Не тогда ли более всего нужен королю разумный совет, когда его гневливость подстрекают языки льстецов? Панэтий в «Тускуланах» утверждает, что ни вождь на войне, ни господин в доме не могут важные дела совершать благополучно, если приступаются к ним в пылу неуспокоенного сердца, не представив себе всего дела прежде, чем его начать, по внушению здравого рассуждения. Прими заботу об этом деле, ибо паче всякого мирского убранства, и почестей, и славы и собственного благоденствия подобает ценить закон Божий. Царь Ахав, когда теснил его царь сирийский, рабов и рабынь, сынов и дочерей и всякое добро посылал ему, когда же дошло до повреждения закона, то хотя он был человек негодный во всем прочем, однако ради закона Божьего не устрашился опасностей брани. Избегай ласкательств, ведь мед угодничества не допускается в жертву Божию. Много во дворцах есть таких, кто рукоплещет государям даже и в позорных делах, полагая подушки под голову и пуховики под всякий локоть: пусть блюдется государь, дабы не услышать ему сказанного через Иеремию царю Седекии: «Обольстили и одолели тебя мужи миротворцы твои»! Когда в войске Ксеркса было кораблей и колесниц несметное множество и придворные ласкатели говорили ему, что ни море – столь великого флота, ни воздух – стольких стрел, ни земля своим пространством не вместит столь многих колесниц, в сем огромном воинстве один Демарат со свободным духом дерзнул сказать Ксерксу: «Побежден будешь самим собою, сломит тебя громадность твоего войска».
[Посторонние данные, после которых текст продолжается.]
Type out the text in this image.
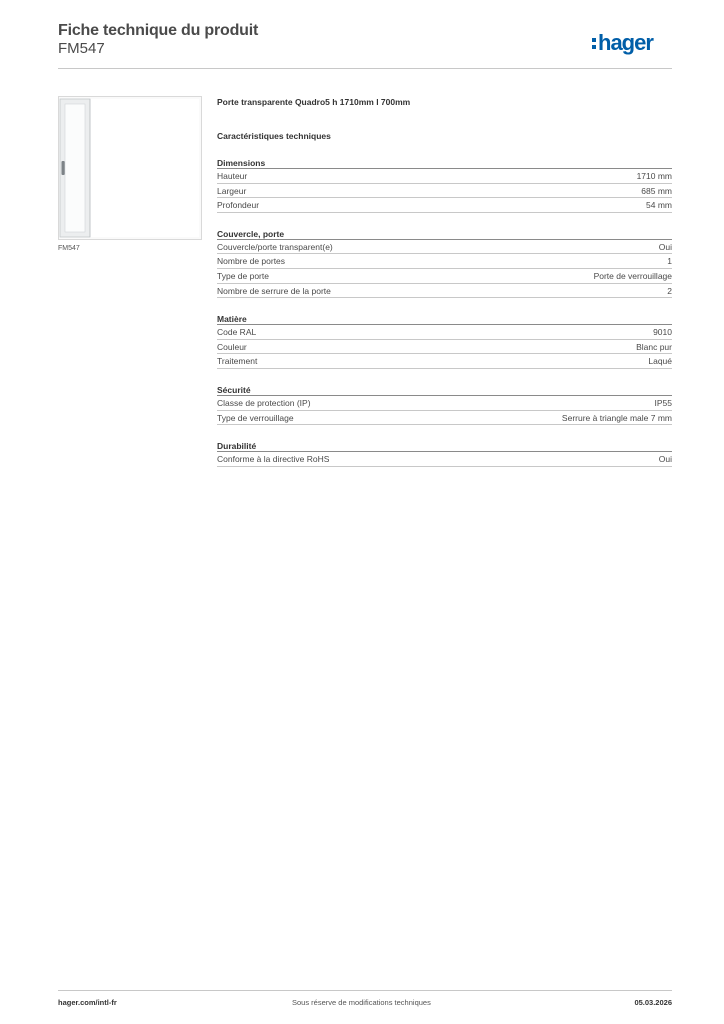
Fiche technique du produit
FM547	hager
FM547
Porte transparente Quadro5 h 1710mm l 700mm
Caractéristiques techniques
Dimensions
Hauteur	1710 mm
Largeur	685 mm
Profondeur	54 mm
Couvercle, porte
Couvercle/porte transparent(e)	Oui
Nombre de portes	1
Type de porte	Porte de verrouillage
Nombre de serrure de la porte	2
Matière
Code RAL	9010
Couleur	Blanc pur
Traitement	Laqué
Sécurité
Classe de protection (IP)	IP55
Type de verrouillage	Serrure à triangle male 7 mm
Durabilité
Conforme à la directive RoHS	Oui
hager.com/intl-fr	Sous réserve de modifications techniques	05.03.2026
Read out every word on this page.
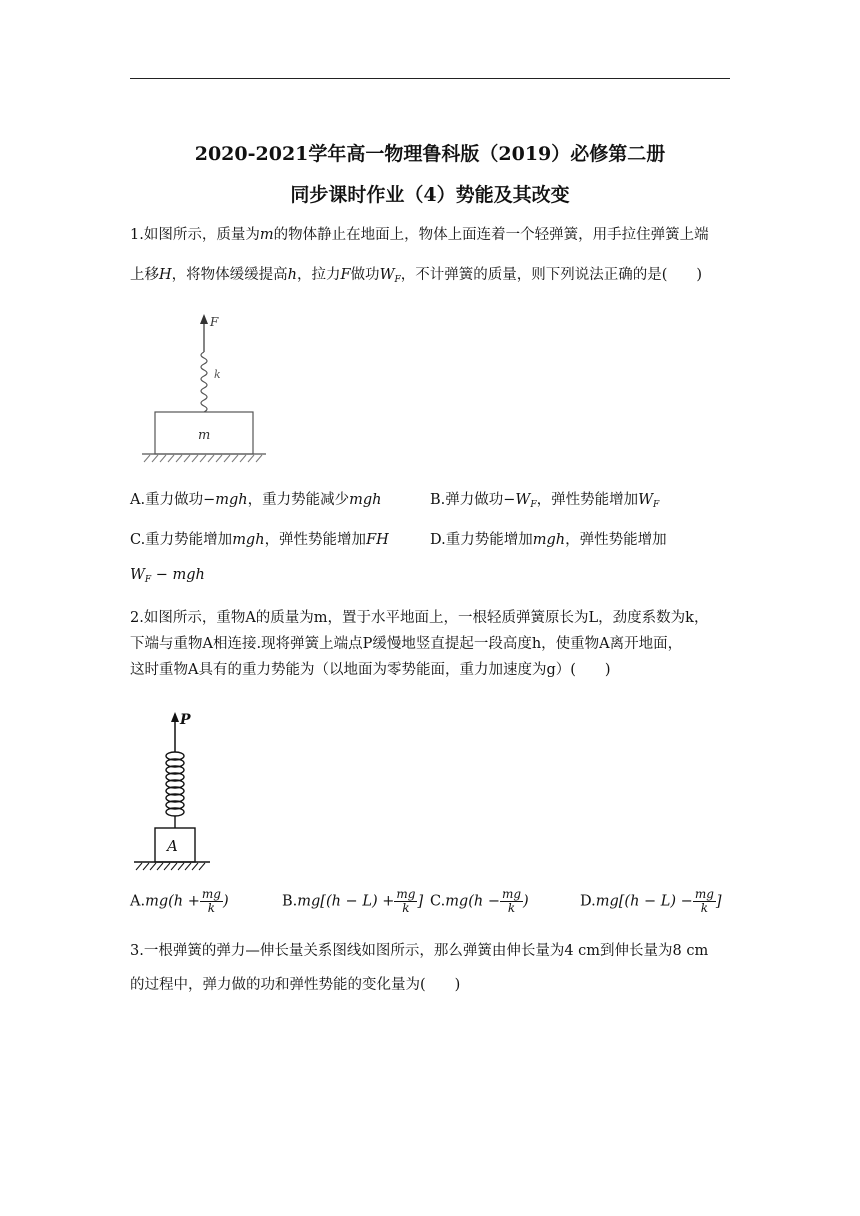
2020-2021学年高一物理鲁科版（2019）必修第二册
同步课时作业（4）势能及其改变
1.如图所示，质量为m的物体静止在地面上，物体上面连着一个轻弹簧，用手拉住弹簧上端

上移H，将物体缓缓提高h，拉力F做功$W_F$，不计弹簧的质量，则下列说法正确的是(　　)
F
k
m
A.重力做功−mgh，重力势能减少mgh	B.弹力做功$-W_F$，弹性势能增加$W_F$
C.重力势能增加mgh，弹性势能增加FH	D.重力势能增加mgh，弹性势能增加
$W_F$ − mgh
2.如图所示，重物A的质量为m，置于水平地面上，一根轻质弹簧原长为L，劲度系数为k，
下端与重物A相连接.现将弹簧上端点P缓慢地竖直提起一段高度h，使重物A离开地面，
这时重物A具有的重力势能为（以地面为零势能面，重力加速度为g）(　　)
P
A
$A.mg(h + \frac{mg}{k}$ )	$B.mg[(h - L) + \frac{mg}{k}$ ] $C.mg(h - \frac{mg}{k}$ )	$D.mg[(h - L) - \frac{mg}{k}$ ]
3.一根弹簧的弹力—伸长量关系图线如图所示，那么弹簧由伸长量为4 cm到伸长量为8 cm
的过程中，弹力做的功和弹性势能的变化量为(　　)
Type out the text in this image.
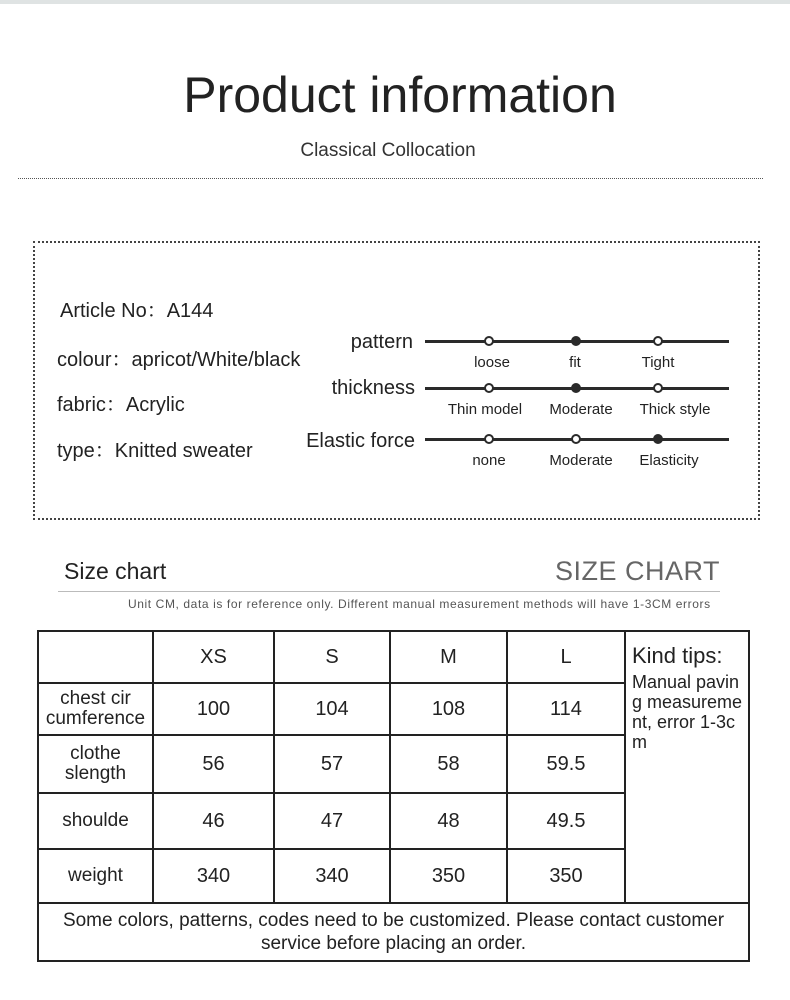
Product information
Classical Collocation
Article No：A144
colour：apricot/White/black
fabric：Acrylic
type：Knitted sweater
pattern
loose	fit	Tight
thickness
Thin model	Moderate	Thick style
Elastic force
none	Moderate	Elasticity
Size chart	SIZE CHART
Unit CM, data is for reference only. Different manual measurement methods will have 1-3CM errors
	XS	S	M	L	Kind tips:
Manual paving measurement, error 1-3cm

chest cir cumference	100	104	108	114	
clothe slength	56	57	58	59.5	
shoulde	46	47	48	49.5	
weight	340	340	350	350	
Some colors, patterns, codes need to be customized. Please contact customer service before placing an order.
Имение Христа и Церкви Его обратилось ныне в повод соблазна и причину рабства. Если, по свидетельству истины, в вечный огонь ввергается тот, кто жалел своего добра неимущим, куда, спрашиваю, ввергнется тот, кто отнимал добро у Церкви? Правда, закон войны таков, что воины насыщаются от своего ремесла; но видано ли, чтобы ратующие за Церковь опустошали Церковь, которую им подобает ущедрять вражескими корыстями и украшать победными дарами? Сего ради изливается уничижение на князей, и заставляет их Господь блуждать в местах непроходных. Напомни им, досточтимый отец, что говорит священная страница: при Фараоне все были принуждены отдавать пятую часть, жрецы же были от этого бремени свободны, и в книге Чисел, предвозвещая вечную их свободу от подати, велит Господь, дабы колено Левиино было свободно от всякой общественной службы и подчинялось лишь суду первосвященника. Что может на предстоятелях и на клире взыскать государь, кроме неустанной молитвы за его благоденствие? Если прогневится Господь на народ, заступит священник, и в час негодования будет примирителем. Стал Моисей пред очами Божиими, когда захотел Господь истребить Израиля, стал и умолил Его; стал Аарон между мертвыми и живыми, моля за народ, и прекратилась язва; стали жрецы, трубя в трубы, и рухнули стены иерихонские.
Знаю, что если король ангариями, парангариями, подушным и другими чрезвычайными взысканиями решит отяготить Церковь, весьма многих потаковников найдет себе в епископах, евангельскую свободу забывших и готовых ухо свое подставить под хозяйское шило: так древле при царе Антиохе, ниспровергшем права храма и священства, многие вышли из Израиля, торопясь войти в согласие с властителем; но ты, досточтимейший отец, вступись за дом Израилев и стань стеною неодолимою», и проч. Такие речи я вел, уместные или нет – не знаю; боюсь, неверно их истолкуют. Будут подражать дерзости, с какою письмо писано, забыв об обстоятельствах, которые ее вынудили; больше всего влюбятся в слабости моего стиля и будут следовать им, обходя хорошее, как удачливые слепцы. Неблагоразумно отпускать книгу к людям, не указав, что здесь заслуживает похвалы, а что прощения. Рассуди, боголюбезный муж, должно ли мне делать, что советуют, или лучше будет воспротивиться.
21 августа
Досточтимому и боголюбезному господину Евсевию Иерониму, пресвитеру Вифлеемскому, Р., смиренный священник ***ский, – о Христе радоваться
Вечером, когда спала жара, было большое пиршество в нашей башне, не столько отрадное обилием блюд и искусством повара, сколько рассказами нашего гостя о том, что он видел, что слышал и чему немалою частью был в Святой земле, – для нас же свидетелями и ручателями его странствий и трудов были его лицо, загорелое под иным солнцем, и левая рука, накрепко замотанная плотною тканью. О многом он рассказал, отплачиваясь за гостеприимство монетою памяти, поскольку наш господин допытывался знать все, что было совершено франками во имя правой веры, а среди прочего такую историю.